Por Osvaldo Croce y Armando Borgeaud.
Tita, La Colorada y yo fuimos de las últimas en salir hacia el patio y recién cuando asomamos desde atrás del galpón 11 vimos a la gente amontonada que se iba arrimando con ganas de oír cantar al Negro.
Cómo pudimos saber lo que pasó con Mr Brustor, el frigorífico es muy grande, qué hacía ese inglés rengo entre nosotros justo ese día, hay cosas que no se ven fuera del lugar que les corresponde.
Tardamos en darnos cuenta de que iba en serio lo que se corría desde tan temprano, aun que nadie lo imaginó sin bandoneón, al menos una guitarra aparecida entre los alambres, como tantas veces cuando quién iba a bajar los brazos para pedir nada, ni siquiera para exigir la ropa para el hielo, y algún cantor se animaba, sin muchas ganas, en los descansos.
Si que tiene que ver: los que estamos del otro lado sabemos las cosas.

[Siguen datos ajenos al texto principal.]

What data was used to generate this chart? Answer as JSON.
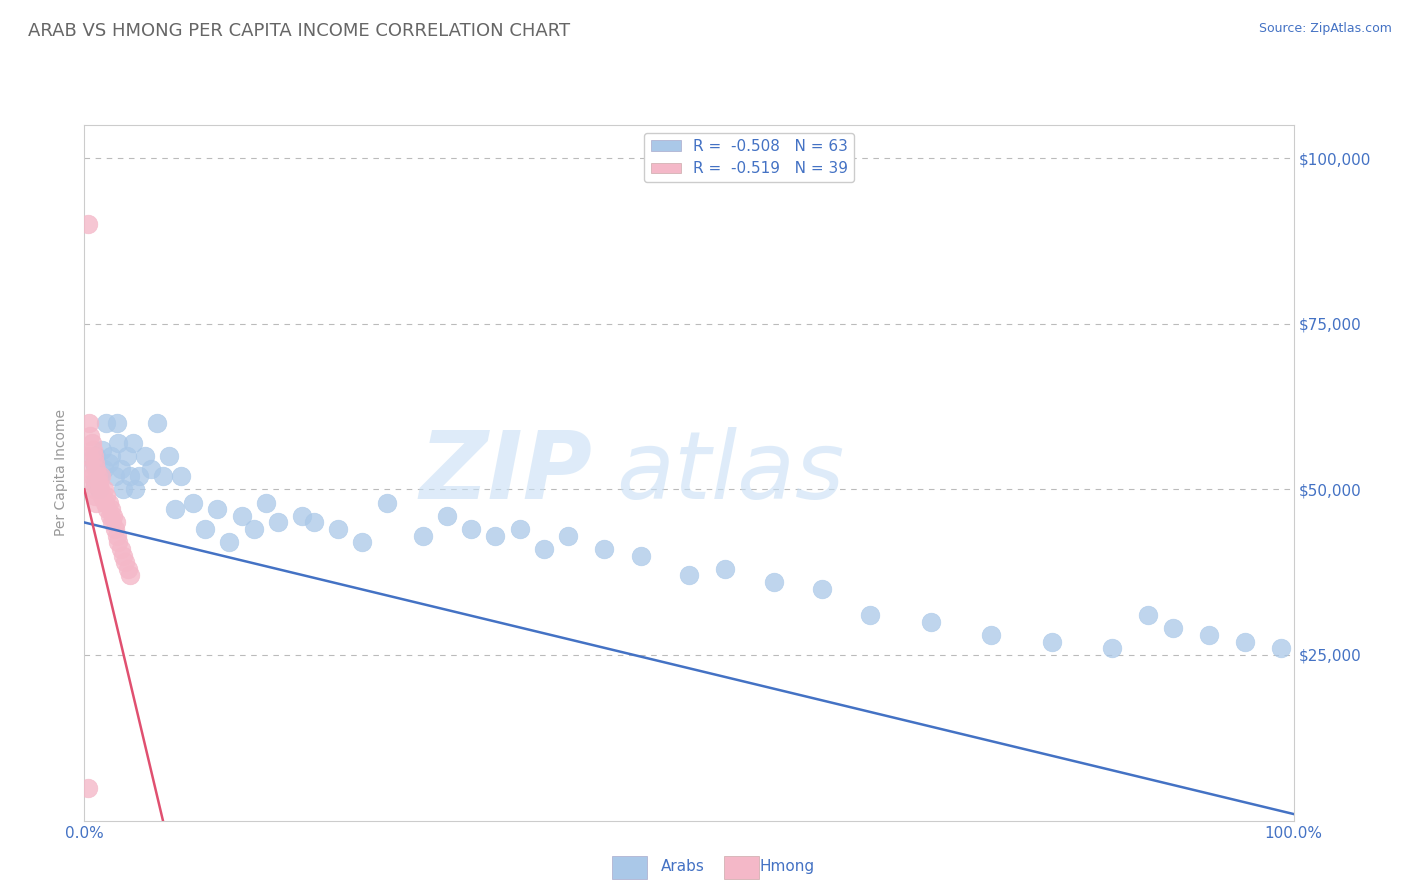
{
  "title": "ARAB VS HMONG PER CAPITA INCOME CORRELATION CHART",
  "source_text": "Source: ZipAtlas.com",
  "ylabel": "Per Capita Income",
  "xlim": [
    0,
    1.0
  ],
  "ylim": [
    0,
    105000
  ],
  "ytick_values": [
    0,
    25000,
    50000,
    75000,
    100000
  ],
  "ytick_labels": [
    "",
    "$25,000",
    "$50,000",
    "$75,000",
    "$100,000"
  ],
  "title_color": "#666666",
  "title_fontsize": 13,
  "tick_label_color": "#4472c4",
  "background_color": "#ffffff",
  "grid_color": "#bbbbbb",
  "watermark_text1": "ZIP",
  "watermark_text2": "atlas",
  "arab_color": "#aac8e8",
  "hmong_color": "#f4b8c8",
  "arab_line_color": "#4472c4",
  "hmong_line_color": "#e05070",
  "legend_arab_label": "R =  -0.508   N = 63",
  "legend_hmong_label": "R =  -0.519   N = 39",
  "arab_scatter_x": [
    0.008,
    0.009,
    0.01,
    0.012,
    0.013,
    0.015,
    0.016,
    0.018,
    0.02,
    0.022,
    0.025,
    0.027,
    0.028,
    0.03,
    0.032,
    0.035,
    0.038,
    0.04,
    0.042,
    0.045,
    0.05,
    0.055,
    0.06,
    0.065,
    0.07,
    0.075,
    0.08,
    0.09,
    0.1,
    0.11,
    0.12,
    0.13,
    0.14,
    0.15,
    0.16,
    0.18,
    0.19,
    0.21,
    0.23,
    0.25,
    0.28,
    0.3,
    0.32,
    0.34,
    0.36,
    0.38,
    0.4,
    0.43,
    0.46,
    0.5,
    0.53,
    0.57,
    0.61,
    0.65,
    0.7,
    0.75,
    0.8,
    0.85,
    0.88,
    0.9,
    0.93,
    0.96,
    0.99
  ],
  "arab_scatter_y": [
    54000,
    51000,
    55000,
    50000,
    52000,
    56000,
    53000,
    60000,
    54000,
    55000,
    52000,
    60000,
    57000,
    53000,
    50000,
    55000,
    52000,
    57000,
    50000,
    52000,
    55000,
    53000,
    60000,
    52000,
    55000,
    47000,
    52000,
    48000,
    44000,
    47000,
    42000,
    46000,
    44000,
    48000,
    45000,
    46000,
    45000,
    44000,
    42000,
    48000,
    43000,
    46000,
    44000,
    43000,
    44000,
    41000,
    43000,
    41000,
    40000,
    37000,
    38000,
    36000,
    35000,
    31000,
    30000,
    28000,
    27000,
    26000,
    31000,
    29000,
    28000,
    27000,
    26000
  ],
  "hmong_scatter_x": [
    0.003,
    0.004,
    0.004,
    0.005,
    0.005,
    0.006,
    0.006,
    0.007,
    0.007,
    0.008,
    0.008,
    0.009,
    0.009,
    0.01,
    0.01,
    0.011,
    0.012,
    0.013,
    0.014,
    0.015,
    0.016,
    0.017,
    0.018,
    0.019,
    0.02,
    0.021,
    0.022,
    0.023,
    0.024,
    0.025,
    0.026,
    0.027,
    0.028,
    0.03,
    0.032,
    0.034,
    0.036,
    0.038,
    0.003
  ],
  "hmong_scatter_y": [
    90000,
    60000,
    55000,
    58000,
    53000,
    57000,
    52000,
    56000,
    51000,
    55000,
    50000,
    54000,
    49000,
    53000,
    48000,
    52000,
    51000,
    50000,
    52000,
    49000,
    50000,
    48000,
    49000,
    47000,
    48000,
    46000,
    47000,
    45000,
    46000,
    44000,
    45000,
    43000,
    42000,
    41000,
    40000,
    39000,
    38000,
    37000,
    5000
  ],
  "arab_line_x0": 0.0,
  "arab_line_y0": 45000,
  "arab_line_x1": 1.0,
  "arab_line_y1": 1000,
  "hmong_line_x0": 0.0,
  "hmong_line_y0": 50000,
  "hmong_line_x1": 0.065,
  "hmong_line_y1": 0
}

Seríamos quinientas las minas el día de la huelga, comisario, y usted sabe cómo se calienta el pico del mujeraje cuando las horas corren despacio, los hombres se entretienen con las cartas, discuten para pelearse, los hombres son chicos, se lo dice una mujer. Pero ver morir a alguien indefenso es otra cosa, comisario, hay gente presa por mucho menos acá en Zárate.

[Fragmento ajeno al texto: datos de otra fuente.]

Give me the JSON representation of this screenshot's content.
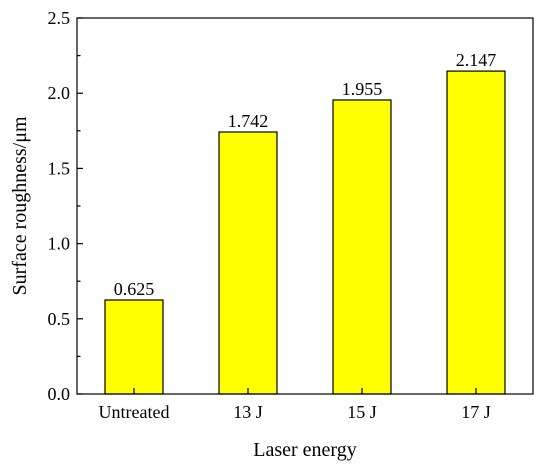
{
  "chart_data": {
    "type": "bar",
    "categories": [
      "Untreated",
      "13 J",
      "15 J",
      "17 J"
    ],
    "values": [
      0.625,
      1.742,
      1.955,
      2.147
    ],
    "value_labels": [
      "0.625",
      "1.742",
      "1.955",
      "2.147"
    ],
    "title": "",
    "xlabel": "Laser energy",
    "ylabel": "Surface roughness/μm",
    "ylim": [
      0,
      2.5
    ],
    "yticks": [
      "0.0",
      "0.5",
      "1.0",
      "1.5",
      "2.0",
      "2.5"
    ],
    "ytick_values": [
      0,
      0.5,
      1.0,
      1.5,
      2.0,
      2.5
    ],
    "grid": false,
    "legend": "none",
    "bar_color": "#ffff00",
    "bar_edge_color": "#000000"
  }
}
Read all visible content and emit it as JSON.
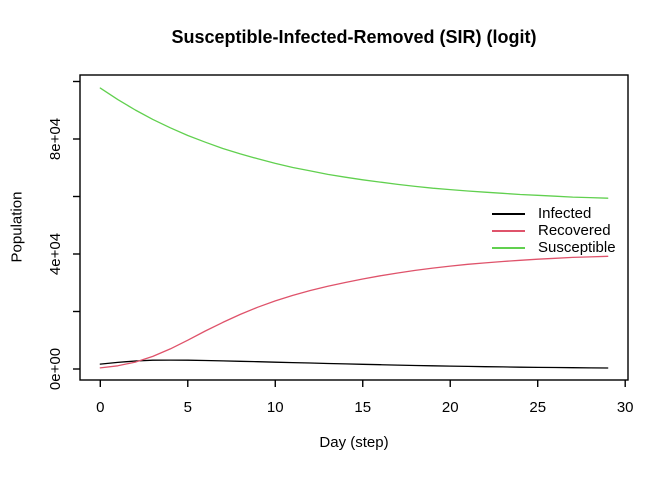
{
  "window_title": "",
  "chart_data": {
    "type": "line",
    "title": "Susceptible-Infected-Removed (SIR) (logit)",
    "xlabel": "Day (step)",
    "ylabel": "Population",
    "grid": false,
    "legend_position": "right-middle",
    "xlim": [
      -1.16,
      30.16
    ],
    "ylim": [
      -3826,
      102260
    ],
    "x_ticks": [
      0,
      5,
      10,
      15,
      20,
      25,
      30
    ],
    "y_ticks": [
      0,
      20000,
      40000,
      60000,
      80000,
      100000
    ],
    "y_tick_labels": {
      "0": "0e+00",
      "40000": "4e+04",
      "80000": "8e+04"
    },
    "x": [
      0,
      1,
      2,
      3,
      4,
      5,
      6,
      7,
      8,
      9,
      10,
      11,
      12,
      13,
      14,
      15,
      16,
      17,
      18,
      19,
      20,
      21,
      22,
      23,
      24,
      25,
      26,
      27,
      28,
      29
    ],
    "series": [
      {
        "name": "Infected",
        "color": "#000000",
        "values": [
          1700,
          2300,
          2800,
          3050,
          3100,
          3050,
          2950,
          2820,
          2680,
          2530,
          2380,
          2230,
          2080,
          1930,
          1780,
          1630,
          1490,
          1360,
          1230,
          1110,
          1000,
          900,
          810,
          720,
          640,
          570,
          510,
          450,
          400,
          360
        ]
      },
      {
        "name": "Recovered",
        "color": "#DF536B",
        "values": [
          400,
          1100,
          2400,
          4400,
          7000,
          10000,
          13200,
          16200,
          19000,
          21500,
          23700,
          25600,
          27300,
          28800,
          30100,
          31300,
          32400,
          33400,
          34300,
          35100,
          35800,
          36400,
          36900,
          37400,
          37800,
          38200,
          38500,
          38800,
          39000,
          39200
        ]
      },
      {
        "name": "Susceptible",
        "color": "#61D04F",
        "values": [
          97700,
          93700,
          90100,
          86800,
          83900,
          81200,
          78900,
          76700,
          74800,
          73100,
          71500,
          70100,
          68900,
          67700,
          66700,
          65800,
          65000,
          64200,
          63500,
          62900,
          62400,
          61900,
          61500,
          61100,
          60700,
          60400,
          60100,
          59800,
          59600,
          59400
        ]
      }
    ]
  }
}
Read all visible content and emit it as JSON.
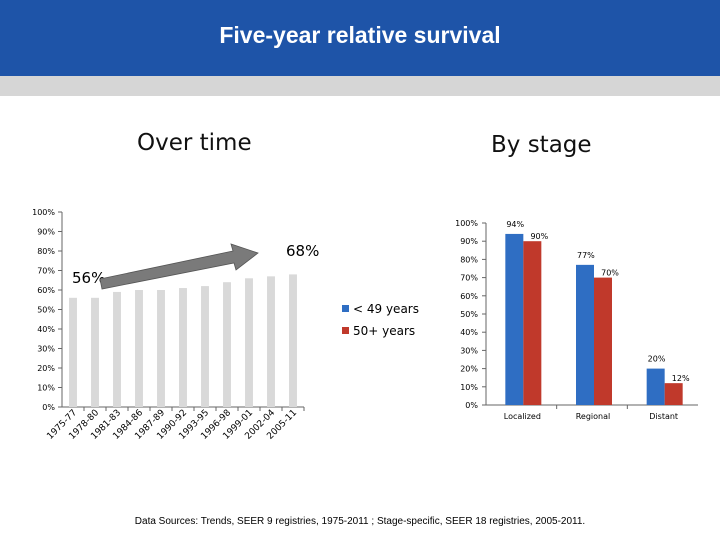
{
  "header": {
    "title": "Five-year relative survival"
  },
  "sections": {
    "left_heading": "Over time",
    "right_heading": "By stage"
  },
  "footnote": "Data Sources: Trends, SEER 9 registries, 1975-2011 ; Stage-specific, SEER 18 registries, 2005-2011.",
  "colors": {
    "header_blue": "#1e54a8",
    "under49": "#2f6ec3",
    "over50": "#c0392b",
    "bar_gray": "#d9d9d9",
    "arrow_gray": "#7a7a7a"
  },
  "chart_data": [
    {
      "type": "bar",
      "title": "Over time",
      "categories": [
        "1975-77",
        "1978-80",
        "1981-83",
        "1984-86",
        "1987-89",
        "1990-92",
        "1993-95",
        "1996-98",
        "1999-01",
        "2002-04",
        "2005-11"
      ],
      "series": [
        {
          "values": [
            56,
            56,
            59,
            60,
            60,
            61,
            62,
            64,
            66,
            67,
            68
          ]
        }
      ],
      "ylim": [
        0,
        100
      ],
      "yticks": [
        "0%",
        "10%",
        "20%",
        "30%",
        "40%",
        "50%",
        "60%",
        "70%",
        "80%",
        "90%",
        "100%"
      ],
      "annotations": [
        {
          "text": "56%"
        },
        {
          "text": "68%"
        }
      ],
      "grid": false
    },
    {
      "type": "bar",
      "title": "By stage",
      "categories": [
        "Localized",
        "Regional",
        "Distant"
      ],
      "series": [
        {
          "name": "< 49 years",
          "values": [
            94,
            77,
            20
          ],
          "labels": [
            "94%",
            "77%",
            "20%"
          ]
        },
        {
          "name": "50+ years",
          "values": [
            90,
            70,
            12
          ],
          "labels": [
            "90%",
            "70%",
            "12%"
          ]
        }
      ],
      "ylim": [
        0,
        100
      ],
      "yticks": [
        "0%",
        "10%",
        "20%",
        "30%",
        "40%",
        "50%",
        "60%",
        "70%",
        "80%",
        "90%",
        "100%"
      ],
      "legend": "left",
      "grid": false
    }
  ]
}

Por esta boca hablan mis dos compañeras más que yo, porque juntas andamos desde siempre como hermanas en los únicos lugares donde se puede encontrar a las hembras entre tanto animal aprovechado hasta el hartazgo, si no es limpiando mierda o preparando el té gratis de los ingleses para todo el mundo, increíble ver caer una moneda del bolsillo de esa gente y eso que estoy desde los doce: tripería, la conserva y el taller de pintura para las latas de extracto.
Codo a codo el santo día se aprende a mirar por los ojos de al lado sin darse cuenta, si hasta al baño íbamos juntas sin permitirnos que la capataza nos golpeara la puerta con el palo, como hacía para que volvieran a trabajar las que se quedaban dormidas en el excusado, el orgullo se comparte sin decir palabra.
Las personas no se ven fuera del lugar que les corresponde y si dando la vuelta al perro los domingos no sabemos quién nos saluda con golpe de cabeza como en carnaval, no paramos de reírnos, al otro día, de algún zancudo de los que hombrean bolsas desde el frío hasta los barcos, o alguno que palea carbón en la caldera y anda negro de polvo hasta que llega a bañarse al rancho donde vive para volver más rápido que muchas veces se enoja a los gritos por la indiferencia.
Por eso apretamos los párpados agarradas de la mano apenitas el Negro arrancó a cantar Malevaje con el viento de enero cargado de olor verde, apagando los ruidos de a uno como quien sopla las velas de un altar a plena luz donde Dios está de más.
Fuimos apretándonos alrededor de aquellos cajones unos sobre otros hasta donde lo subieron medio a la fuerza, medio asustado al Negro si no le venían ganas de cantar, porque a veces pasa, y a mí pareció cuando en las películas van a ahorcar a alguien y la voluntad es silenciosa como una pared sin salida o la rueda que aplasta no quiere frenar, hasta que la voz del Negro aquel mediodía se elevó como una esperanza en serio, de las que te piden algo, pero también con un cacho de alegría desnuda y sin vergüenza.
Pero escuche bien, yo le hablo de ese Negro, porque después fue otro. No importa si mejor o peor, las personas no se ven fuera del lugar que les corresponde. Qué importa el Negro en Radiolandia, su cara boxeador a la buena, de pibe que lo quieran, de vendedor de rifas con el portafolio flaco que me saluda cada vez que lo encuentro en la calle como un fantasma. Cómo pudimos ver lo que le hicieron a Mr Brustor flotando en el río si a esa hora estaba cantando el Negro en medio de la huelga más justa del mundo y en un tango cabe el mundo y cierra la cancel. Cómo pudimos.